Saturday, 7 September 2013

New seaweed may be Hobart's Wollemi Pine


Last week I said I was tickled pink about having a new seaweed named after me. And I was. My university supervisor and in many ways mentor, Dr Gerry Kraft, named an alga Entwisleia

Bridie Smith from The Age did a lovely job explaining its significance and in the process comparing me (indirectly) to Adolf Hitler, Nelson Mendela and Sid Vicious. But I think there is more to the story. This new organism could be Hobart's Wollemi Pine. 


The new alga (or seaweed) is Entwisleia bella, classified in the family Entwisleiaceae in the order Entwisleiales. Not just a new species to science, but a new genus, family and order. The species name bella is due to the beauty of the alga, not of me, and also a reference to the Italian ancestry of one of the authors of the paper, Fiona Scott*.

You could say finding Entwisleia is like sighting the very first conifer, primate, spider or diprotodontids (kangaroo, possum, koala or possum) on Earth. Not only that but it may be almost as rare as the Wollemi Pine, now only know from a hundred or so specimens distributed between a few small populations. Entwisleia is known only from a dozen or so seasonal individuals on a few submerged rocks south of Hobart. And we don’t know how secure it is, or how it might cope with environmental change.

The Wollemi Pine (Wollemia nobilis), discovered 19 years ago near Sydney, was rightly hailed as a scientific marvel. It’s true it was already known from the fossil record and thought to be extinct, and it is unusual to find a brand new genus of tree in Australia, but it fits into an existing family, the Araucariaceae, with hoop pines and monkey puzzle trees. This family is, in turn, part of the order Pinales including all known pine trees and conifers. 


So I think this really could be considered Hobart’s Wollemi Pine. It grows closer to Hobart than the Wollemi Pine does to Sydney, and Entwisleia is more significant in an evolutionary sense and perhaps as rare. 

The discovery also goes to show how much there is still to discover in Australia’s algal flora. I got into algae myself after finding something unusual and new for Victoria in Melbourne’s Darebin Creek – it was the thrill of discovery and curiosity that hooked me. I spent my research life working on freshwater algae, and particularly on a group of freshwater red algae called Batrachospermum. This new alga looks like Batrachospermum but grows in the sea and turns out (from DNA sequencing) to be quite unrelated.

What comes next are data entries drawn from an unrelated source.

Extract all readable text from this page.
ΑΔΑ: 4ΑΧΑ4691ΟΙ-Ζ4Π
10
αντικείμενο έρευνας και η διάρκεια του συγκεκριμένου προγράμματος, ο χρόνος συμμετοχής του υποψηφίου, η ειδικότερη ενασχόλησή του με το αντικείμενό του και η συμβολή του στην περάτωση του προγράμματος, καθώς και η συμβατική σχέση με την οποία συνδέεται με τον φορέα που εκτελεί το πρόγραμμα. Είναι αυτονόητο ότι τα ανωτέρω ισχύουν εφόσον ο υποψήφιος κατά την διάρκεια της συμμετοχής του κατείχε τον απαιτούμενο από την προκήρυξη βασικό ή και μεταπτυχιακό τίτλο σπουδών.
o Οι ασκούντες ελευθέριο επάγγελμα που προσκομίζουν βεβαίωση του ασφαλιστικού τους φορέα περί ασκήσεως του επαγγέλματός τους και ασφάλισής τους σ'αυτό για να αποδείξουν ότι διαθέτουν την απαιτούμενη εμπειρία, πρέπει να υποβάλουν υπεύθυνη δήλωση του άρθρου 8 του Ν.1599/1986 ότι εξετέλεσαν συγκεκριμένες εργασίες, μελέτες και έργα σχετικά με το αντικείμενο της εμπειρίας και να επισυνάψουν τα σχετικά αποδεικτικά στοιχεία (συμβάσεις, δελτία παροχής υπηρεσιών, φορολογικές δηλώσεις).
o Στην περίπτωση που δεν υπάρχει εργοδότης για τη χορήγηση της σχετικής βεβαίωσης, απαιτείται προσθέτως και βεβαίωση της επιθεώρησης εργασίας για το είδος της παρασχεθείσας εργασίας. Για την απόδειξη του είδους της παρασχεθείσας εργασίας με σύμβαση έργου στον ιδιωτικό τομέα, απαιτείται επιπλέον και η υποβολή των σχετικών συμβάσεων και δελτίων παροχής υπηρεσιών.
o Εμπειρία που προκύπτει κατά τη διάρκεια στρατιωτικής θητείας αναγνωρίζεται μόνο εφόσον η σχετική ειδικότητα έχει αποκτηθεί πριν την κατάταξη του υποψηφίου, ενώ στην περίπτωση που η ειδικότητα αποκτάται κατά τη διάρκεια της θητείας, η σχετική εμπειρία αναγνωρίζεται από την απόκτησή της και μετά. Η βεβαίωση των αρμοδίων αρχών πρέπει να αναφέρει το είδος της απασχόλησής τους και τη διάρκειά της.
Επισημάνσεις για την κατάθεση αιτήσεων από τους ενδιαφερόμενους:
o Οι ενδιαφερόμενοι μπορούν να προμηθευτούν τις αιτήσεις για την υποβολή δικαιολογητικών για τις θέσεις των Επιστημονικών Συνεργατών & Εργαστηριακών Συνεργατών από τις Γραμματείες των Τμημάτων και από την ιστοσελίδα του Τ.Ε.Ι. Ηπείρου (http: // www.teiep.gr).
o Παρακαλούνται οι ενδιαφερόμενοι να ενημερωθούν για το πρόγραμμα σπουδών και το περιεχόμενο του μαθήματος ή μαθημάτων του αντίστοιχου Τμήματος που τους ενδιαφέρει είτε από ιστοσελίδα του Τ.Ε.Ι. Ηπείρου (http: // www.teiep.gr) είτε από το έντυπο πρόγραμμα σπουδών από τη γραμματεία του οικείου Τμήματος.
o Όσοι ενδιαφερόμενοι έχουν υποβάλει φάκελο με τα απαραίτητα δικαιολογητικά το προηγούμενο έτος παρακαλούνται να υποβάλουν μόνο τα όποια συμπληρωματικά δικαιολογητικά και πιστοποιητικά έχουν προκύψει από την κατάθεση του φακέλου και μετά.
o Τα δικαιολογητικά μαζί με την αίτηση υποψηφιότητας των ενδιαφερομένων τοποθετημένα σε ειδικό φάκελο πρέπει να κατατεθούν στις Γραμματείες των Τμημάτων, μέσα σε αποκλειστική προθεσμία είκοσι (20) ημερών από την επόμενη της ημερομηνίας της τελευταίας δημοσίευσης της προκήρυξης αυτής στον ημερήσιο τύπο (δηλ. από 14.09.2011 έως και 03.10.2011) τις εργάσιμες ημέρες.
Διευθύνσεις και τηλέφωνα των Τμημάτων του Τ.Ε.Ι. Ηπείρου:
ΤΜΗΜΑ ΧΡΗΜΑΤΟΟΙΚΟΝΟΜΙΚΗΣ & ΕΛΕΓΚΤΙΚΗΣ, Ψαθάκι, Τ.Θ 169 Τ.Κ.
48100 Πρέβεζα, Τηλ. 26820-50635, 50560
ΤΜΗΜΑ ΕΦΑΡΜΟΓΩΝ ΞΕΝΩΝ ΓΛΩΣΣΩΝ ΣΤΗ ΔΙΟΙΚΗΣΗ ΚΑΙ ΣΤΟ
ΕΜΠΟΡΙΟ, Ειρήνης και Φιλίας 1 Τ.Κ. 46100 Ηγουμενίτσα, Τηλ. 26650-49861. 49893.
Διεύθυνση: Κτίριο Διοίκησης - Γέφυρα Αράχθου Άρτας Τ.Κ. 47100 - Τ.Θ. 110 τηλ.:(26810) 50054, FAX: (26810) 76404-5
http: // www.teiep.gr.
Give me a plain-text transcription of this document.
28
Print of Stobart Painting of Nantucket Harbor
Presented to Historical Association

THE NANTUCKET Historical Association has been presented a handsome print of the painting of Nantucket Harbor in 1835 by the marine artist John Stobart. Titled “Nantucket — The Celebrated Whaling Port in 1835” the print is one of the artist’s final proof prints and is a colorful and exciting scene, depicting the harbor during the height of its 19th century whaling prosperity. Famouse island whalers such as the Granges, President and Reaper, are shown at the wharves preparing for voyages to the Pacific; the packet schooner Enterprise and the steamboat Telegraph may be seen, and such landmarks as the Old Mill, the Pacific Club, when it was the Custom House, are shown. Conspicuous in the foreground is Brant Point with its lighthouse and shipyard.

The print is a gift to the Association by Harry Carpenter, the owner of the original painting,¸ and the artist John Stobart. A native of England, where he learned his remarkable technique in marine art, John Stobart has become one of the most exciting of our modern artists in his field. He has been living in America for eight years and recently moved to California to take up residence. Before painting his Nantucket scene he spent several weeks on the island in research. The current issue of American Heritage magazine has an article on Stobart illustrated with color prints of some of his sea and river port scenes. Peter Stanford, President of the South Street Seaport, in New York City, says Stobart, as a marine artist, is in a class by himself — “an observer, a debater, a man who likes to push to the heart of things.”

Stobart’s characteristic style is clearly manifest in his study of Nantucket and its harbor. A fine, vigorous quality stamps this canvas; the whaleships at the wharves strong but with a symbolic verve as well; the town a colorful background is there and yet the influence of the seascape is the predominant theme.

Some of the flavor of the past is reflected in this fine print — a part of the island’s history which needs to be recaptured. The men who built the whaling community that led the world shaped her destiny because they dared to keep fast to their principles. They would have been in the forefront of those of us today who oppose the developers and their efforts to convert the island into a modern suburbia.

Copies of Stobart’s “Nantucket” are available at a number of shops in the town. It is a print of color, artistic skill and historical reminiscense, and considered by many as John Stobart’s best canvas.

It’s estimated that in the oceans, lakes, streams and ponds of this country there are 12,000-18,000 species of algae (compared with about 25,000 vascular plants), with about 10,000 of them described so far. We know very little about the evolution, biology and ecology of any species. 

The Southern Australian coastlines support more than 1,150 species of algae (seaweeds), compared with 1,000 in the Mediterranean Sea, 900 around Japan and 900 in the Philippines. More than 60% per cent of the species in Australian waters are found nowhere else.

I should point out that ‘algae’, including many things that we call seaweeds, is a category of convenience rather than an evolutionarily distinct lineage. The red algae are closely related to the branch that leads to green plants including flowers and pines, and they are, of course, the most interesting and the prettiest. 


Notes: *Fiona Scott, who actually discovered the alga and then dived regularly to study its abundance and ecology, was supported in her work by the Winifred Violet Scott Charitable Trust. Fiona works for the Institute for Marine and Antarctic Studies at the University of Tasmania in Hobart. The paper describing the new alga will be published in November 2013: Scott, F.J, Saunders G.W. and Kraft, G.T. (2013) Entwisleia bella gen. et sp. nov., an novel marine “batrachospermaceous” red alga from southeastern Tasmania representing a new family and order in the Nemaliophycidae. European Journal of Phycology 48(4). The picture of me holding (very inappropriately) a herbarium specimen was taken by Penny Stephens from The Age. The final picture of Entwisleia was taken by Fiona Scott.